Porte-parole du collectif « On est prêt » qui produit des vidéos de vulgarisation scientifique, elle a également créé le duo artistique « Pensée Sauvage » qui a réalisé la vidéo Réveillons Nous qui a enregistré des millions de vues après le premier confinement.
Elle revient pour 20 Minutes sur une année d’activisme tourbillonnante qui l’a propulsée parmi les « 50 Françaises qui ont fait 2020 » selon le magazine Vanity Fair

Une énergie qui frappe au premier regard. Mi-décembre, on rencontre Camille Etienne, manteau bleu et regard pétillant, autour d’une table de Ground control, ce lieu culturel du 12e arrondissement de Paris déserté et à demi plongé dans l’obscurité pour cause de crise sanitaire. La jeune activiste de 22 ans, porte-parole du collectif « On est prêt », doit y enregistrer une émission TV. Quelques jours plus tôt, elle animait des tables rondes pour le Festival du cinéma des Arcs. Un planning surchargé à l’image des derniers mois qui l’ont vue émerger comme l’ une des « 50 Françaises qui ont fait 2020 » selon Vanity Fair. Profitant d’une césure avant son Master 2 à Sciences Po Paris, la Savoyarde, est partout :   la vidéo « Réveillons nous » de son duo artistique Pensée sauvage a cumulé plus de 15 millions de vues depuis sa mise en ligne en mars, son passage chahuté à l’Université d’été du Medef a fait le buzz et ses actions militantes contre la PAC lui ont permis de rencontrer des leaders européens ou d’échanger sur Twitter avec des membres du gouvernement. Elle revient pour 20 Minutes sur cette année tourbillonnante où l’activisme pour le climat et la justice sociale se mêle à l’expression artistique.
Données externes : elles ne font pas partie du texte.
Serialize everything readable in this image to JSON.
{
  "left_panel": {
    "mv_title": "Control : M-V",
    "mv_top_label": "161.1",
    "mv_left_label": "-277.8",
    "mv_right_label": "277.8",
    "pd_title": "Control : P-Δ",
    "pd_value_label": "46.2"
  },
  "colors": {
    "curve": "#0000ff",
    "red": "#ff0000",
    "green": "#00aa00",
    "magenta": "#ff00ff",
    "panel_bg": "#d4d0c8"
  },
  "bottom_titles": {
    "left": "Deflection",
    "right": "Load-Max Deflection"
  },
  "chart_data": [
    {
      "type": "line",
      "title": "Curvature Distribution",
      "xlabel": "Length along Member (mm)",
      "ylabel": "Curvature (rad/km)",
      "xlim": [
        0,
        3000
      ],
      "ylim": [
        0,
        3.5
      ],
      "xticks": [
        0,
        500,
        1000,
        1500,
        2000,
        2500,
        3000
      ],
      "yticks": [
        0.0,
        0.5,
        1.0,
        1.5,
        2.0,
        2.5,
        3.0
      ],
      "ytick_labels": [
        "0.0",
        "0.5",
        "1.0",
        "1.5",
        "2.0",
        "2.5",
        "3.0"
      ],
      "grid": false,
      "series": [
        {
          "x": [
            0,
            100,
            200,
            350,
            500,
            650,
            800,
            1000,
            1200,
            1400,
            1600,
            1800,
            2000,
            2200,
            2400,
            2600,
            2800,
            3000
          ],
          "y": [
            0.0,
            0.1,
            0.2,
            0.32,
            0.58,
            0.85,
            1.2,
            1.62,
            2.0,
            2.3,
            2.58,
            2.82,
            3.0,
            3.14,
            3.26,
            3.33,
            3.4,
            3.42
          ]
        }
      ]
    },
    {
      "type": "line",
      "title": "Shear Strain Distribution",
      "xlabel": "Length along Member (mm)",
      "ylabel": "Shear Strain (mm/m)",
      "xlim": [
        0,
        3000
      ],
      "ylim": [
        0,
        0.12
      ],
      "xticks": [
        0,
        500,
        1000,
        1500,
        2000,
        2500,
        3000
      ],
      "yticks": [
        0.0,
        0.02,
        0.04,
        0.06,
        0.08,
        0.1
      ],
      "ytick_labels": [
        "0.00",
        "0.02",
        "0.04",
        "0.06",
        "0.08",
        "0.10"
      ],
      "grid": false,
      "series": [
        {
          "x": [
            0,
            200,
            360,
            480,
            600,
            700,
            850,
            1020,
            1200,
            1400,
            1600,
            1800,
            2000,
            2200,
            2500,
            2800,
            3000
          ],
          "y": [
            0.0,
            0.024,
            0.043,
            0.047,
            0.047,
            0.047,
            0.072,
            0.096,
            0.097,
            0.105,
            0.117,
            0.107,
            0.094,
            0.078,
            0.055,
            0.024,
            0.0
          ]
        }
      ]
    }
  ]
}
A quoi ressemble votre quotidien depuis le début de la pandémie ?

J’étais déjà activiste avant la pandémie mais tout s’est accéléré avec le succès de la vidéo que j’ai tournée avec mon meilleur ami avec qui j’étais confinée. Puis après l’épisode du Medef​, j’ai commencé à être plus médiatisée. Depuis, je partage mon temps entre un tiers d’apprentissage (lire des rapports, échanger avec des experts…), un tiers de lobbying grand public en publiant des vidéos de vulgarisation scientifique ou en intervenant dans des médias, des conférences, et un tiers de lobbying direct, moins visible, de coordination avec des ONG, auprès d’acteurs et de grands décideurs. C’est un travail qu’on fait surtout au niveau européen avec Adelaide Charlier, Anuna De Wever, Greta [Thunberg] et Luisa [Neubauer]
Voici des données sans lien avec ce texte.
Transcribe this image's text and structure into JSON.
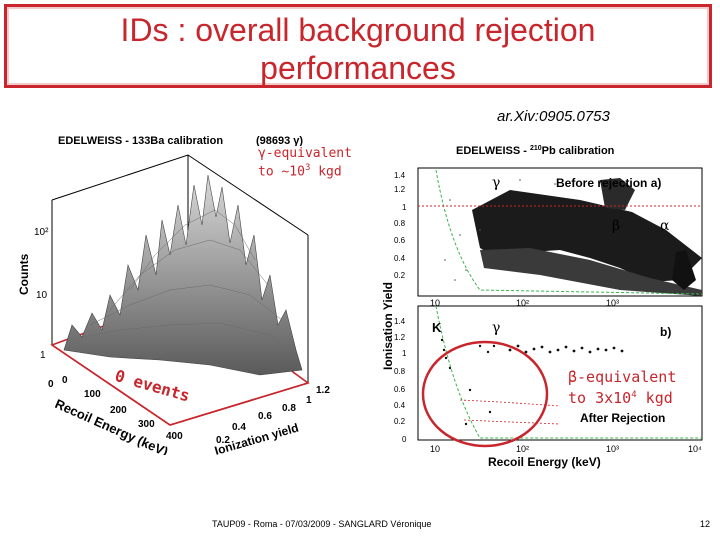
{
  "slide": {
    "title_line1": "IDs : overall background rejection",
    "title_line2": "performances",
    "reference": "ar.Xiv:0905.0753",
    "footer": "TAUP09 - Roma - 07/03/2009 - SANGLARD Véronique",
    "page_number": "12"
  },
  "left_plot": {
    "title": "EDELWEISS - 133Ba calibration",
    "event_count": "(98693 γ)",
    "note_line1": "γ-equivalent",
    "note_line2_prefix": "to ~10",
    "note_line2_exp": "3",
    "note_line2_suffix": " kgd",
    "zero_events": "0 events",
    "z_axis_label": "Counts",
    "z_ticks": [
      "10²",
      "10",
      "1"
    ],
    "x_axis_label": "Recoil Energy (keV)",
    "x_ticks": [
      "0",
      "100",
      "200",
      "300",
      "400"
    ],
    "y_axis_label": "Ionization yield",
    "y_ticks": [
      "0.2",
      "0.4",
      "0.6",
      "0.8",
      "1",
      "1.2"
    ],
    "zero_tick": "0"
  },
  "right_plot": {
    "title_prefix": "EDELWEISS - ",
    "title_sup": "210",
    "title_suffix": "Pb calibration",
    "y_axis_label": "Ionisation Yield",
    "x_axis_label": "Recoil Energy (keV)",
    "top_panel_label": "Before rejection a)",
    "bottom_panel_label": "b)",
    "after_label": "After Rejection",
    "gamma_label": "γ",
    "beta_label": "β",
    "alpha_label": "α",
    "k_label": "K",
    "gamma_label_b": "γ",
    "y_ticks_top": [
      "1.4",
      "1.2",
      "1",
      "0.8",
      "0.6",
      "0.4",
      "0.2"
    ],
    "y_ticks_bottom": [
      "1.4",
      "1.2",
      "1",
      "0.8",
      "0.6",
      "0.4",
      "0.2",
      "0"
    ],
    "x_ticks_top": [
      "10",
      "10²",
      "10³"
    ],
    "x_ticks_bottom": [
      "10",
      "10²",
      "10³",
      "10⁴"
    ],
    "note_line1": "β-equivalent",
    "note_line2_prefix": "to 3x10",
    "note_line2_exp": "4",
    "note_line2_suffix": " kgd"
  },
  "colors": {
    "accent": "#c8262c",
    "guide_green": "#39b54a",
    "data_black": "#111111"
  }
}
Vous évoquez souvent le rôle de ces jeunes femmes à vos côtés : est-ce que l’activisme écologique vient rejoindre un combat féministe ?

Oui, il n’y a pas qu’une seule façon d’être activiste sur le terrain, mais c’est vrai que parmi les jeunes médiatisés qui font du lobbying direct, il y a beaucoup de nanas. Nous avons en commun d’être des femmes privilégiées – on peut louper l’école parce qu’on a accès à l’école et on a une place de cerveau disponible pour se pencher sur ces questions parce qu’on ne doit pas faire cinq jobs à côté pour payer nos études – et du coup avec ce privilège vient cette responsabilité. Mais notre génération a aussi compris que c’est une société entière qu’il s’agit de faire advenir et que c’est tout notre rapport de domination au monde – de l’humain sur la nature, de l’homme sur les femmes, des plus riches sur les plus pauvres, des majorités sur les minorités – qu’il faut arriver à bousculer. On a bien compris le lien entre toutes ces causes et c’est pourquoi la convergence de luttes revient à la mode.

Ne craignez-vous pas que la cause écologiste passe aujourd’hui au second plan derrière les préoccupations sanitaires et économiques ?

Pas du tout. Il est vrai que la pandémie a servi de prétexte pour retarder certaines mesures proposées par la convention citoyenne pour le climat, notamment. Mais les gens ont pris conscience que dans notre système mondialisé, on peut vivre les conséquences de catastrophes beaucoup plus vite que ce que l’on pensait. Si on nous avait dit il y a un an qu’on allait tous porter des masques et être confinés, personne n’y aurait cru. Désormais cela leur paraît moins un épisode de Black Mirror et nous autres activistes sommes moins pris pour des fous. La deuxième chose qu’on a vue, c’est la capacité de réponse des gouvernements : en 24 heures, on a cloué des avions au sol, on a interdit à des entreprises de vendre… Quand une menace pèse sur nous, il est donc possible de prendre des décisions. J’espère que face à la menace encore plus grande qu’est celle du réchauffement climatique, les gens ne vont plus accepter l’excuse qui consiste à dire : « c’est trop compliqué, c’est une grande machine, on ne peut pas l’arrêter », ils vont comprendre que ce sont des choix politiques et de la volonté, et que leur attente va être un peu plus forte.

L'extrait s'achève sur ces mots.